Personal information
- Born: 26 August 2006 (age 19) Tallinn, Estonia

Sport
- Country: Estonia
- Sport: Freestyle skiing

Medal record
Men's freestyle skiing
Representing Estonia
Olympic Games
| Silver medal – second place | 2026 Milano Cortina | Halfpipe |
Junior World Championships
| Gold medal – first place | 2021 Krasnoyarsk | Halfpipe |
| Bronze medal – third place | 2021 Krasnoyarsk | Slopestyle |
| Bronze medal – third place | 2024 Livigno/Mottolino | Slopestyle |

= Henry Sildaru =

Estonian freestyle skier (born 2006)

Henry Sildaru (born 26 August 2006) is an Estonian freestyle skier. He represented Estonia at the 2026 Winter Olympics and won a silver medal in the halfpipe event.

==Career==
Sildaru made his FIS Freestyle Junior World Ski Championships in 2021 and won a gold medal in the halfpipe, and a bronze medal in the slopestyle events. He again competed at the Junior World Championships in 2024 and won a bronze medal in the slopestyle event.

He made his FIS Freestyle World Ski Championships in 2025, and competed in slopestyle, big air and halfpipe disciplines.

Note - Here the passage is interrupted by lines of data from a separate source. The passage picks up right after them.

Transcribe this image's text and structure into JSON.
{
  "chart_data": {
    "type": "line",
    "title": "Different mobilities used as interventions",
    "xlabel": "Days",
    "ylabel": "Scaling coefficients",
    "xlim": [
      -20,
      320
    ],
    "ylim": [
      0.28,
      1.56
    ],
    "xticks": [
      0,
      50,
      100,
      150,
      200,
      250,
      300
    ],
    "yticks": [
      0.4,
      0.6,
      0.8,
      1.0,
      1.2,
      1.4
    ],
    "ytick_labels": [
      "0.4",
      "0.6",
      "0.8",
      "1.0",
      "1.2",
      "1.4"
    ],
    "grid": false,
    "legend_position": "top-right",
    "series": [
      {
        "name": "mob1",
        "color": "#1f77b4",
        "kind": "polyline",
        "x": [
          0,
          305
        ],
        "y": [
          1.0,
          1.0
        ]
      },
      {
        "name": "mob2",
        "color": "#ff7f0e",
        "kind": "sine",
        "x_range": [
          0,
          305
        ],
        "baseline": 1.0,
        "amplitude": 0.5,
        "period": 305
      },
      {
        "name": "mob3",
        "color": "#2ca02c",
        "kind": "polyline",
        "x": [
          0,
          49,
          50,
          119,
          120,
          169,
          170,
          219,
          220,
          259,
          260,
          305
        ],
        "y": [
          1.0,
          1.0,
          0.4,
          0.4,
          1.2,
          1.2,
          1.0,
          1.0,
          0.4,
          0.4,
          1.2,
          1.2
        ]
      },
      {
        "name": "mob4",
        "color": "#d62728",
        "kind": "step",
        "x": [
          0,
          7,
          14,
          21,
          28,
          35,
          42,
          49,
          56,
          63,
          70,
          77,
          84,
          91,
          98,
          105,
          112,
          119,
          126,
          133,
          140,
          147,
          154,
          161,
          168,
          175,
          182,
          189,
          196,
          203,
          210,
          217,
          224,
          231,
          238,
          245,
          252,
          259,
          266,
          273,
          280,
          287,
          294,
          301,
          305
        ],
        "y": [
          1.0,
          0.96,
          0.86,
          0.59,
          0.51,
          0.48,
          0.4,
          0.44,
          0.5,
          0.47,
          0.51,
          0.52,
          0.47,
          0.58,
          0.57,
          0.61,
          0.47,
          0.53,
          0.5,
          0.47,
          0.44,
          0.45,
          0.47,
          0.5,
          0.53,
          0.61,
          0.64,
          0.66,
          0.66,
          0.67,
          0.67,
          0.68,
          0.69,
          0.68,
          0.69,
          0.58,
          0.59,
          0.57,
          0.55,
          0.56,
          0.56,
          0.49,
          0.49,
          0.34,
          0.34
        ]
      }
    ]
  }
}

During the 2025–26 FIS Freestyle Ski World Cup, Sildaru earned his first career World Cup podium in slopestyle on 9 January 2026, finishing in second place. He was then selected to represent Estonia at the 2026 Winter Olympics in three freestyle skiing events. He won a silver medal in the halfpipe event with a score of 93.00, finishing .75 points behind gold medalist Alex Ferreira.

==Personal life==
Sildaru is the younger brother of Olympic freestyle skier Kelly Sildaru.